Motorsport fans around the world will remember today (and yesterday) as two of the worst days in racing history. 18 years ago yesterday, the world lost the young Roland Ratzenberger, who was racing for the Ford-Simtek team, and a day later we lost Ayrton Senna, considered by many people the greatest driver who ever lived.
Ayrton without a doubt had a natural talent for driving. After watching hours of race footage, the excellent Senna documentary, and interviews of other drivers on their opinions of Senna, I have come to the conclusion that it is impossible to deny his presence among the all-time greats in F1.
Not only was his driving spectacular, but he was also a great character and a kind person.
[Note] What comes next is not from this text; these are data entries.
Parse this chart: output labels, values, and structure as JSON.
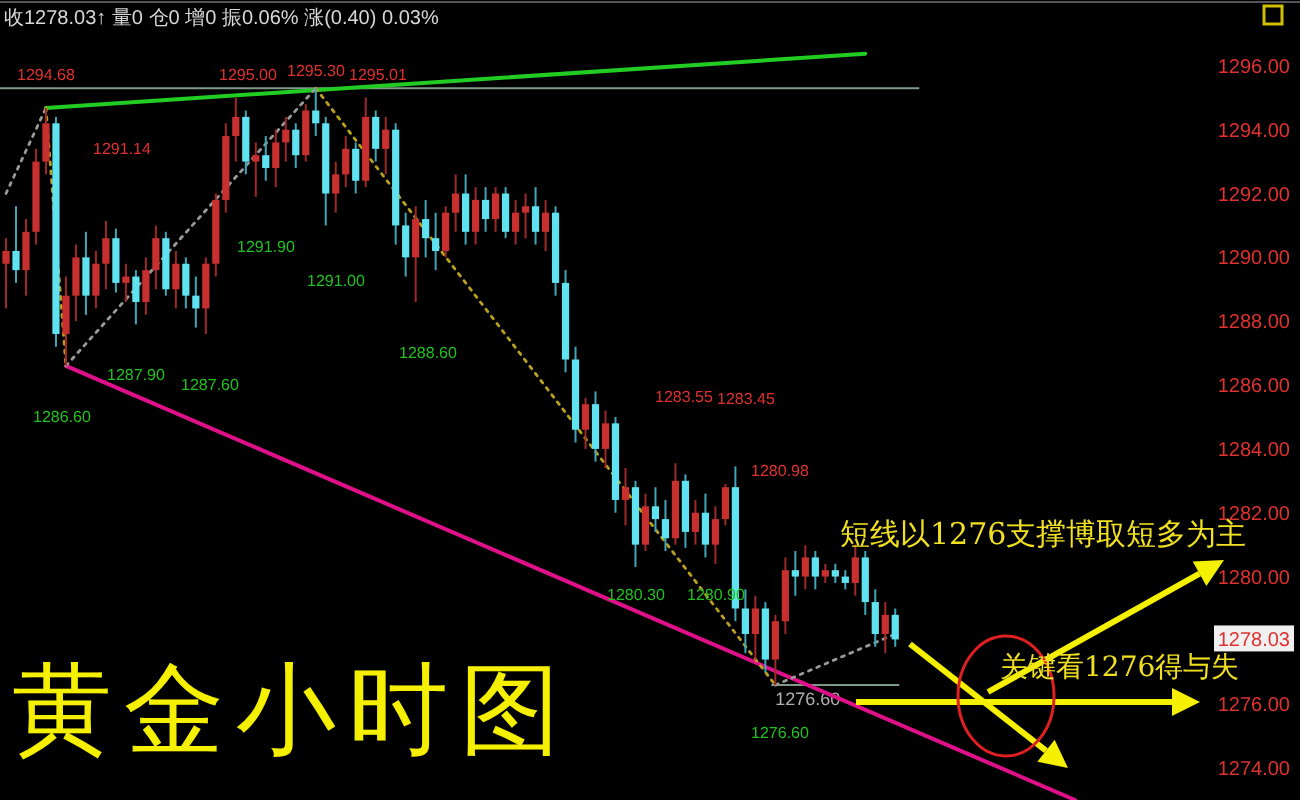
{
  "chart_data": {
    "type": "candlestick",
    "title": "黄金小时图",
    "annotations": [
      "收1278.03↑ 量0 仓0 增0 振0.06% 涨(0.40) 0.03%",
      "短线以1276支撑博取短多为主",
      "关键看1276得与失",
      "1294.68",
      "1291.14",
      "1295.00",
      "1295.30",
      "1295.01",
      "1291.90",
      "1291.00",
      "1287.90",
      "1287.60",
      "1286.60",
      "1288.60",
      "1283.55",
      "1283.45",
      "1280.98",
      "1280.30",
      "1280.90",
      "1276.60"
    ],
    "categories": [
      null,
      null,
      null,
      null,
      null,
      null,
      null,
      null,
      null,
      null,
      null,
      null,
      null,
      null,
      null,
      null,
      null,
      null,
      null,
      null,
      null,
      null,
      null,
      null,
      null,
      null,
      null,
      null,
      null,
      null,
      null,
      null,
      null,
      null,
      null,
      null,
      null,
      null,
      null,
      null,
      null,
      null,
      null,
      null,
      null,
      null,
      null,
      null,
      null,
      null,
      null,
      null,
      null,
      null,
      null,
      null,
      null,
      null,
      null,
      null,
      null,
      null,
      null,
      null,
      null,
      null,
      null,
      null,
      null,
      null,
      null,
      null,
      null,
      null,
      null,
      null,
      null,
      null,
      null,
      null,
      null,
      null,
      null,
      null,
      null,
      null,
      null,
      null,
      null,
      null,
      null,
      null,
      null,
      null,
      null,
      null,
      null,
      null,
      null,
      null,
      null,
      null,
      null,
      null,
      null,
      null,
      null,
      null,
      null,
      null,
      null,
      null,
      null,
      null,
      null,
      null,
      null,
      null,
      null,
      null,
      null
    ],
    "ohlc": [
      [
        1289.8,
        1290.6,
        1288.4,
        1290.2
      ],
      [
        1290.2,
        1291.6,
        1289.2,
        1289.6
      ],
      [
        1289.6,
        1291.2,
        1288.8,
        1290.8
      ],
      [
        1290.8,
        1293.4,
        1290.4,
        1293.0
      ],
      [
        1293.0,
        1294.68,
        1292.6,
        1294.2
      ],
      [
        1294.2,
        1294.4,
        1287.2,
        1287.6
      ],
      [
        1287.6,
        1289.4,
        1286.6,
        1288.8
      ],
      [
        1288.8,
        1290.4,
        1288.0,
        1290.0
      ],
      [
        1290.0,
        1290.8,
        1288.2,
        1288.8
      ],
      [
        1288.8,
        1290.2,
        1288.4,
        1289.8
      ],
      [
        1289.8,
        1291.14,
        1289.0,
        1290.6
      ],
      [
        1290.6,
        1290.9,
        1288.9,
        1289.2
      ],
      [
        1289.2,
        1289.8,
        1288.6,
        1289.4
      ],
      [
        1289.4,
        1289.6,
        1287.9,
        1288.6
      ],
      [
        1288.6,
        1290.0,
        1288.2,
        1289.6
      ],
      [
        1289.6,
        1291.0,
        1289.0,
        1290.6
      ],
      [
        1290.6,
        1290.8,
        1288.8,
        1289.0
      ],
      [
        1289.0,
        1290.2,
        1288.4,
        1289.8
      ],
      [
        1289.8,
        1290.0,
        1288.4,
        1288.8
      ],
      [
        1288.8,
        1289.4,
        1287.8,
        1288.4
      ],
      [
        1288.4,
        1290.0,
        1287.6,
        1289.8
      ],
      [
        1289.8,
        1292.0,
        1289.4,
        1291.8
      ],
      [
        1291.8,
        1294.2,
        1291.4,
        1293.8
      ],
      [
        1293.8,
        1295.0,
        1293.0,
        1294.4
      ],
      [
        1294.4,
        1294.6,
        1292.6,
        1293.0
      ],
      [
        1293.0,
        1293.6,
        1291.9,
        1293.2
      ],
      [
        1293.2,
        1293.8,
        1292.4,
        1292.8
      ],
      [
        1292.8,
        1294.0,
        1292.2,
        1293.6
      ],
      [
        1293.6,
        1294.4,
        1293.0,
        1294.0
      ],
      [
        1294.0,
        1294.2,
        1292.8,
        1293.2
      ],
      [
        1293.2,
        1294.8,
        1293.0,
        1294.6
      ],
      [
        1294.6,
        1295.3,
        1293.8,
        1294.2
      ],
      [
        1294.2,
        1294.4,
        1291.0,
        1292.0
      ],
      [
        1292.0,
        1293.0,
        1291.4,
        1292.6
      ],
      [
        1292.6,
        1293.8,
        1292.2,
        1293.4
      ],
      [
        1293.4,
        1293.6,
        1292.0,
        1292.4
      ],
      [
        1292.4,
        1295.01,
        1292.2,
        1294.4
      ],
      [
        1294.4,
        1294.6,
        1293.0,
        1293.4
      ],
      [
        1293.4,
        1294.4,
        1292.6,
        1294.0
      ],
      [
        1294.0,
        1294.2,
        1290.4,
        1291.0
      ],
      [
        1291.0,
        1291.4,
        1289.4,
        1290.0
      ],
      [
        1290.0,
        1291.6,
        1288.6,
        1291.2
      ],
      [
        1291.2,
        1291.8,
        1290.0,
        1290.6
      ],
      [
        1290.6,
        1291.4,
        1289.6,
        1290.2
      ],
      [
        1290.2,
        1291.6,
        1290.0,
        1291.4
      ],
      [
        1291.4,
        1292.6,
        1290.8,
        1292.0
      ],
      [
        1292.0,
        1292.6,
        1290.4,
        1290.8
      ],
      [
        1290.8,
        1292.2,
        1290.4,
        1291.8
      ],
      [
        1291.8,
        1292.2,
        1290.8,
        1291.2
      ],
      [
        1291.2,
        1292.2,
        1290.8,
        1292.0
      ],
      [
        1292.0,
        1292.2,
        1290.6,
        1290.8
      ],
      [
        1290.8,
        1291.8,
        1290.4,
        1291.4
      ],
      [
        1291.4,
        1292.0,
        1290.6,
        1291.6
      ],
      [
        1291.6,
        1292.2,
        1290.4,
        1290.8
      ],
      [
        1290.8,
        1291.8,
        1290.2,
        1291.4
      ],
      [
        1291.4,
        1291.6,
        1288.8,
        1289.2
      ],
      [
        1289.2,
        1289.6,
        1286.4,
        1286.8
      ],
      [
        1286.8,
        1287.2,
        1284.2,
        1284.6
      ],
      [
        1284.6,
        1285.6,
        1284.0,
        1285.4
      ],
      [
        1285.4,
        1285.8,
        1283.6,
        1284.0
      ],
      [
        1284.0,
        1285.2,
        1283.4,
        1284.8
      ],
      [
        1284.8,
        1285.0,
        1282.0,
        1282.4
      ],
      [
        1282.4,
        1283.4,
        1281.6,
        1282.8
      ],
      [
        1282.8,
        1283.0,
        1280.3,
        1281.0
      ],
      [
        1281.0,
        1282.6,
        1280.8,
        1282.2
      ],
      [
        1282.2,
        1282.8,
        1281.4,
        1281.8
      ],
      [
        1281.8,
        1282.4,
        1280.8,
        1281.2
      ],
      [
        1281.2,
        1283.55,
        1281.0,
        1283.0
      ],
      [
        1283.0,
        1283.2,
        1280.9,
        1281.4
      ],
      [
        1281.4,
        1282.4,
        1281.0,
        1282.0
      ],
      [
        1282.0,
        1282.6,
        1280.6,
        1281.0
      ],
      [
        1281.0,
        1282.2,
        1280.4,
        1281.8
      ],
      [
        1281.8,
        1282.9,
        1281.6,
        1282.8
      ],
      [
        1282.8,
        1283.45,
        1278.6,
        1279.0
      ],
      [
        1279.0,
        1279.6,
        1277.6,
        1278.2
      ],
      [
        1278.2,
        1279.4,
        1277.4,
        1279.0
      ],
      [
        1279.0,
        1279.2,
        1277.0,
        1277.4
      ],
      [
        1277.4,
        1278.8,
        1276.6,
        1278.6
      ],
      [
        1278.6,
        1280.6,
        1278.2,
        1280.2
      ],
      [
        1280.2,
        1280.8,
        1279.4,
        1280.0
      ],
      [
        1280.0,
        1280.98,
        1279.6,
        1280.6
      ],
      [
        1280.6,
        1280.8,
        1279.6,
        1280.0
      ],
      [
        1280.0,
        1280.4,
        1279.8,
        1280.2
      ],
      [
        1280.2,
        1280.4,
        1279.8,
        1280.0
      ],
      [
        1280.0,
        1280.2,
        1279.6,
        1279.8
      ],
      [
        1279.8,
        1281.0,
        1279.4,
        1280.6
      ],
      [
        1280.6,
        1280.8,
        1278.8,
        1279.2
      ],
      [
        1279.2,
        1279.6,
        1277.8,
        1278.2
      ],
      [
        1278.2,
        1279.2,
        1277.6,
        1278.8
      ],
      [
        1278.8,
        1279.0,
        1277.8,
        1278.03
      ],
      null,
      null,
      null,
      null,
      null,
      null,
      null,
      null,
      null,
      null,
      null,
      null,
      null,
      null,
      null,
      null,
      null,
      null,
      null,
      null,
      null,
      null,
      null,
      null,
      null,
      null,
      null,
      null,
      null,
      null,
      null
    ],
    "series": [
      {
        "type": "line",
        "values": [
          null,
          null,
          null,
          null,
          1294.68,
          null,
          null,
          null,
          null,
          null,
          null,
          null,
          null,
          null,
          null,
          null,
          null,
          null,
          null,
          null,
          null,
          null,
          null,
          null,
          null,
          null,
          null,
          null,
          null,
          null,
          null,
          null,
          null,
          null,
          null,
          null,
          null,
          null,
          null,
          null,
          null,
          null,
          null,
          null,
          null,
          null,
          null,
          null,
          null,
          null,
          null,
          null,
          null,
          null,
          null,
          null,
          null,
          null,
          null,
          null,
          null,
          null,
          null,
          null,
          null,
          null,
          null,
          null,
          null,
          null,
          null,
          null,
          null,
          null,
          null,
          null,
          null,
          null,
          null,
          null,
          null,
          null,
          null,
          null,
          null,
          null,
          1296.38,
          null,
          null,
          null,
          null,
          null,
          null,
          null,
          null,
          null,
          null,
          null,
          null,
          null,
          null,
          null,
          null,
          null,
          null,
          null,
          null,
          null,
          null,
          null,
          null,
          null,
          null,
          null,
          null,
          null,
          null,
          null,
          null,
          null,
          null
        ],
        "color": "#22cc22",
        "line_style": "solid"
      },
      {
        "type": "line",
        "values": [
          null,
          null,
          null,
          null,
          null,
          null,
          1286.6,
          null,
          null,
          null,
          null,
          null,
          null,
          null,
          null,
          null,
          null,
          null,
          null,
          null,
          null,
          null,
          null,
          null,
          null,
          null,
          null,
          null,
          null,
          null,
          null,
          null,
          null,
          null,
          null,
          null,
          null,
          null,
          null,
          null,
          null,
          null,
          null,
          null,
          null,
          null,
          null,
          null,
          null,
          null,
          null,
          null,
          null,
          null,
          null,
          null,
          null,
          null,
          null,
          null,
          null,
          null,
          null,
          null,
          null,
          null,
          null,
          null,
          null,
          null,
          null,
          null,
          null,
          null,
          null,
          null,
          null,
          null,
          null,
          null,
          null,
          null,
          null,
          null,
          null,
          null,
          null,
          null,
          null,
          null,
          null,
          null,
          null,
          null,
          null,
          null,
          null,
          null,
          null,
          null,
          null,
          null,
          null,
          null,
          null,
          null,
          null,
          1273.0,
          null,
          null,
          null,
          null,
          null,
          null,
          null,
          null,
          null,
          null,
          null,
          null,
          null
        ],
        "color": "#e0108a",
        "line_style": "solid"
      },
      {
        "type": "line",
        "values": [
          1292,
          null,
          null,
          null,
          1294.68,
          null,
          null,
          null,
          null,
          null,
          null,
          null,
          null,
          null,
          null,
          null,
          null,
          null,
          null,
          null,
          null,
          null,
          null,
          null,
          null,
          null,
          null,
          null,
          null,
          null,
          null,
          null,
          null,
          null,
          null,
          null,
          null,
          null,
          null,
          null,
          null,
          null,
          null,
          null,
          null,
          null,
          null,
          null,
          null,
          null,
          null,
          null,
          null,
          null,
          null,
          null,
          null,
          null,
          null,
          null,
          null,
          null,
          null,
          null,
          null,
          null,
          null,
          null,
          null,
          null,
          null,
          null,
          null,
          null,
          null,
          null,
          null,
          null,
          null,
          null,
          null,
          null,
          null,
          null,
          null,
          null,
          null,
          null,
          null,
          null,
          null,
          null,
          null,
          null,
          null,
          null,
          null,
          null,
          null,
          null,
          null,
          null,
          null,
          null,
          null,
          null,
          null,
          null,
          null,
          null,
          null,
          null,
          null,
          null,
          null,
          null,
          null,
          null,
          null,
          null,
          null
        ],
        "color": "#9a9a9a",
        "line_style": "dotted"
      },
      {
        "type": "line",
        "values": [
          null,
          null,
          null,
          null,
          1294.68,
          null,
          1286.6,
          null,
          null,
          null,
          null,
          null,
          null,
          null,
          null,
          null,
          null,
          null,
          null,
          null,
          null,
          null,
          null,
          null,
          null,
          null,
          null,
          null,
          null,
          null,
          null,
          null,
          null,
          null,
          null,
          null,
          null,
          null,
          null,
          null,
          null,
          null,
          null,
          null,
          null,
          null,
          null,
          null,
          null,
          null,
          null,
          null,
          null,
          null,
          null,
          null,
          null,
          null,
          null,
          null,
          null,
          null,
          null,
          null,
          null,
          null,
          null,
          null,
          null,
          null,
          null,
          null,
          null,
          null,
          null,
          null,
          null,
          null,
          null,
          null,
          null,
          null,
          null,
          null,
          null,
          null,
          null,
          null,
          null,
          null,
          null,
          null,
          null,
          null,
          null,
          null,
          null,
          null,
          null,
          null,
          null,
          null,
          null,
          null,
          null,
          null,
          null,
          null,
          null,
          null,
          null,
          null,
          null,
          null,
          null,
          null,
          null,
          null,
          null,
          null,
          null
        ],
        "color": "#b8a020",
        "line_style": "dotted"
      },
      {
        "type": "line",
        "values": [
          null,
          null,
          null,
          null,
          null,
          null,
          1286.6,
          null,
          null,
          null,
          null,
          null,
          null,
          null,
          null,
          null,
          null,
          null,
          null,
          null,
          null,
          null,
          null,
          null,
          null,
          null,
          null,
          null,
          null,
          null,
          null,
          1295.3,
          null,
          null,
          null,
          null,
          null,
          null,
          null,
          null,
          null,
          null,
          null,
          null,
          null,
          null,
          null,
          null,
          null,
          null,
          null,
          null,
          null,
          null,
          null,
          null,
          null,
          null,
          null,
          null,
          null,
          null,
          null,
          null,
          null,
          null,
          null,
          null,
          null,
          null,
          null,
          null,
          null,
          null,
          null,
          null,
          null,
          null,
          null,
          null,
          null,
          null,
          null,
          null,
          null,
          null,
          null,
          null,
          null,
          null,
          null,
          null,
          null,
          null,
          null,
          null,
          null,
          null,
          null,
          null,
          null,
          null,
          null,
          null,
          null,
          null,
          null,
          null,
          null,
          null,
          null,
          null,
          null,
          null,
          null,
          null,
          null,
          null,
          null,
          null,
          null
        ],
        "color": "#9a9a9a",
        "line_style": "dotted"
      },
      {
        "type": "line",
        "values": [
          null,
          null,
          null,
          null,
          null,
          null,
          null,
          null,
          null,
          null,
          null,
          null,
          null,
          null,
          null,
          null,
          null,
          null,
          null,
          null,
          null,
          null,
          null,
          null,
          null,
          null,
          null,
          null,
          null,
          null,
          null,
          1295.3,
          null,
          null,
          null,
          null,
          null,
          null,
          null,
          null,
          null,
          null,
          null,
          null,
          null,
          null,
          null,
          null,
          null,
          null,
          null,
          null,
          null,
          null,
          null,
          null,
          null,
          null,
          null,
          null,
          null,
          null,
          null,
          null,
          null,
          null,
          null,
          null,
          null,
          null,
          null,
          null,
          null,
          null,
          null,
          null,
          null,
          1276.6,
          null,
          null,
          null,
          null,
          null,
          null,
          null,
          null,
          null,
          null,
          null,
          null,
          null,
          null,
          null,
          null,
          null,
          null,
          null,
          null,
          null,
          null,
          null,
          null,
          null,
          null,
          null,
          null,
          null,
          null,
          null,
          null,
          null,
          null,
          null,
          null,
          null,
          null,
          null,
          null,
          null,
          null,
          null
        ],
        "color": "#b8a020",
        "line_style": "dotted"
      },
      {
        "type": "line",
        "values": [
          null,
          null,
          null,
          null,
          null,
          null,
          null,
          null,
          null,
          null,
          null,
          null,
          null,
          null,
          null,
          null,
          null,
          null,
          null,
          null,
          null,
          null,
          null,
          null,
          null,
          null,
          null,
          null,
          null,
          null,
          null,
          null,
          null,
          null,
          null,
          null,
          null,
          null,
          null,
          null,
          null,
          null,
          null,
          null,
          null,
          null,
          null,
          null,
          null,
          null,
          null,
          null,
          null,
          null,
          null,
          null,
          null,
          null,
          null,
          null,
          null,
          null,
          null,
          null,
          null,
          null,
          null,
          null,
          null,
          null,
          null,
          null,
          null,
          null,
          null,
          null,
          null,
          1276.6,
          null,
          null,
          null,
          null,
          null,
          null,
          null,
          null,
          null,
          null,
          null,
          1278.2,
          null,
          null,
          null,
          null,
          null,
          null,
          null,
          null,
          null,
          null,
          null,
          null,
          null,
          null,
          null,
          null,
          null,
          null,
          null,
          null,
          null,
          null,
          null,
          null,
          null,
          null,
          null,
          null,
          null,
          null,
          null
        ],
        "color": "#9a9a9a",
        "line_style": "dotted"
      }
    ],
    "ref_lines": [
      {
        "axis": "y",
        "value": 1295.3,
        "color": "#7f9a88"
      },
      {
        "axis": "y",
        "value": 1276.6,
        "label": "1276.60",
        "color": "#7f9a88"
      }
    ],
    "ylim": [
      1273,
      1298
    ],
    "yticks": [
      {
        "value": 1274,
        "label": "1274.00"
      },
      {
        "value": 1276,
        "label": "1276.00"
      },
      {
        "value": 1280,
        "label": "1280.00"
      },
      {
        "value": 1282,
        "label": "1282.00"
      },
      {
        "value": 1284,
        "label": "1284.00"
      },
      {
        "value": 1286,
        "label": "1286.00"
      },
      {
        "value": 1288,
        "label": "1288.00"
      },
      {
        "value": 1290,
        "label": "1290.00"
      },
      {
        "value": 1292,
        "label": "1292.00"
      },
      {
        "value": 1294,
        "label": "1294.00"
      },
      {
        "value": 1296,
        "label": "1296.00"
      },
      {
        "value": 1278.03,
        "label": "1278.03"
      }
    ],
    "tick_labels": "y"
  }
}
Even though he was incredibly aggressive on the race track, he was genuinely concerned over the safety in F1, and was a strong advocate of several safety reforms throughout his career.
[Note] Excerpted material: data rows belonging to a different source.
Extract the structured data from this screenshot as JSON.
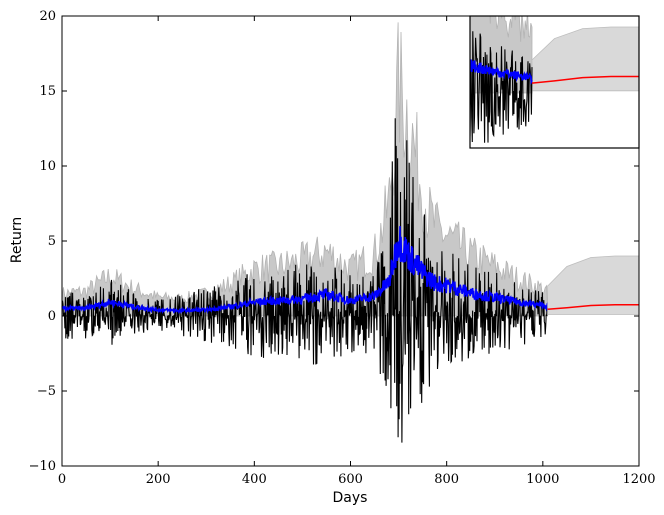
{
  "chart_data": {
    "type": "line",
    "title": "",
    "xlabel": "Days",
    "ylabel": "Return",
    "xlim": [
      0,
      1200
    ],
    "ylim": [
      -10,
      20
    ],
    "xticks": [
      0,
      200,
      400,
      600,
      800,
      1000,
      1200
    ],
    "yticks": [
      -10,
      -5,
      0,
      5,
      10,
      15,
      20
    ],
    "grid": false,
    "legend": "none",
    "colors": {
      "returns": "#000000",
      "volatility": "#0000ff",
      "band": "#c8c8c8",
      "forecast": "#ff0000",
      "forecast_band": "#d9d9d9"
    },
    "series": [
      {
        "key": "returns",
        "x": [
          0,
          50,
          100,
          150,
          200,
          250,
          300,
          350,
          400,
          450,
          500,
          550,
          600,
          650,
          680,
          700,
          720,
          740,
          760,
          780,
          800,
          850,
          900,
          950,
          1000,
          1010
        ],
        "y_low": [
          -1.8,
          -1.5,
          -2.0,
          -1.2,
          -1.0,
          -1.4,
          -2.0,
          -2.2,
          -2.8,
          -3.0,
          -3.2,
          -3.5,
          -2.5,
          -3.0,
          -5.5,
          -9.0,
          -8.8,
          -7.5,
          -5.0,
          -4.0,
          -3.8,
          -3.2,
          -2.8,
          -2.0,
          -1.6,
          -1.0
        ],
        "y_high": [
          1.8,
          1.5,
          2.6,
          1.6,
          1.2,
          1.5,
          2.0,
          2.4,
          3.0,
          3.2,
          3.5,
          3.8,
          2.8,
          3.5,
          7.0,
          17.0,
          13.5,
          9.5,
          6.0,
          5.0,
          4.5,
          3.5,
          3.0,
          2.2,
          1.8,
          1.2
        ]
      },
      {
        "key": "volatility",
        "x": [
          0,
          50,
          100,
          150,
          200,
          250,
          300,
          350,
          400,
          450,
          500,
          550,
          600,
          650,
          680,
          700,
          720,
          740,
          760,
          780,
          800,
          850,
          900,
          950,
          1000,
          1010
        ],
        "y": [
          0.5,
          0.5,
          0.9,
          0.6,
          0.4,
          0.35,
          0.4,
          0.6,
          0.9,
          1.0,
          1.1,
          1.4,
          1.0,
          1.3,
          2.2,
          5.0,
          4.0,
          3.2,
          2.5,
          2.1,
          2.0,
          1.5,
          1.2,
          0.9,
          0.7,
          0.6
        ]
      },
      {
        "key": "band",
        "x": [
          0,
          50,
          100,
          150,
          200,
          250,
          300,
          350,
          400,
          450,
          500,
          550,
          600,
          650,
          680,
          700,
          720,
          740,
          760,
          780,
          800,
          850,
          900,
          950,
          1000,
          1010
        ],
        "y_high": [
          1.8,
          2.0,
          3.2,
          2.2,
          1.5,
          1.4,
          1.8,
          2.6,
          3.8,
          4.0,
          4.5,
          5.2,
          3.8,
          5.0,
          9.0,
          18.5,
          16.0,
          12.0,
          8.5,
          7.0,
          6.5,
          5.0,
          4.0,
          3.0,
          2.2,
          1.8
        ]
      },
      {
        "key": "forecast",
        "x": [
          1010,
          1050,
          1100,
          1150,
          1200
        ],
        "y": [
          0.45,
          0.55,
          0.7,
          0.75,
          0.75
        ],
        "y_band": [
          2.0,
          3.3,
          3.9,
          4.0,
          4.0
        ]
      }
    ]
  }
}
My favorite Senna moment was during qualifying of Spa in 1992, when Erik Comas crashed heavily and was knocked unconscious with his foot on the throttle. The following video explains what happens.
Senna knew that if Comas kept his foot on the throttle for two long, it could result in an explosion or a fire, which would kill Comas. Instead of driving past like the other drivers at the scene, Senna took the time to get out of his car and sprint across the track to rush to the side of Comas. Senna cut the engine and prevented what could have been a tragic event for F1. It is this level of compassion and respect for other drivers that made Senna so special in my mind. His aggression while competing for the title, contrasted with actions like these to save the lives of other drivers makes Senna one of the most interesting characters in F1 history. Some argue whether he was dangerous or not, but nobody can deny that he was a fascinating piece of F1 history.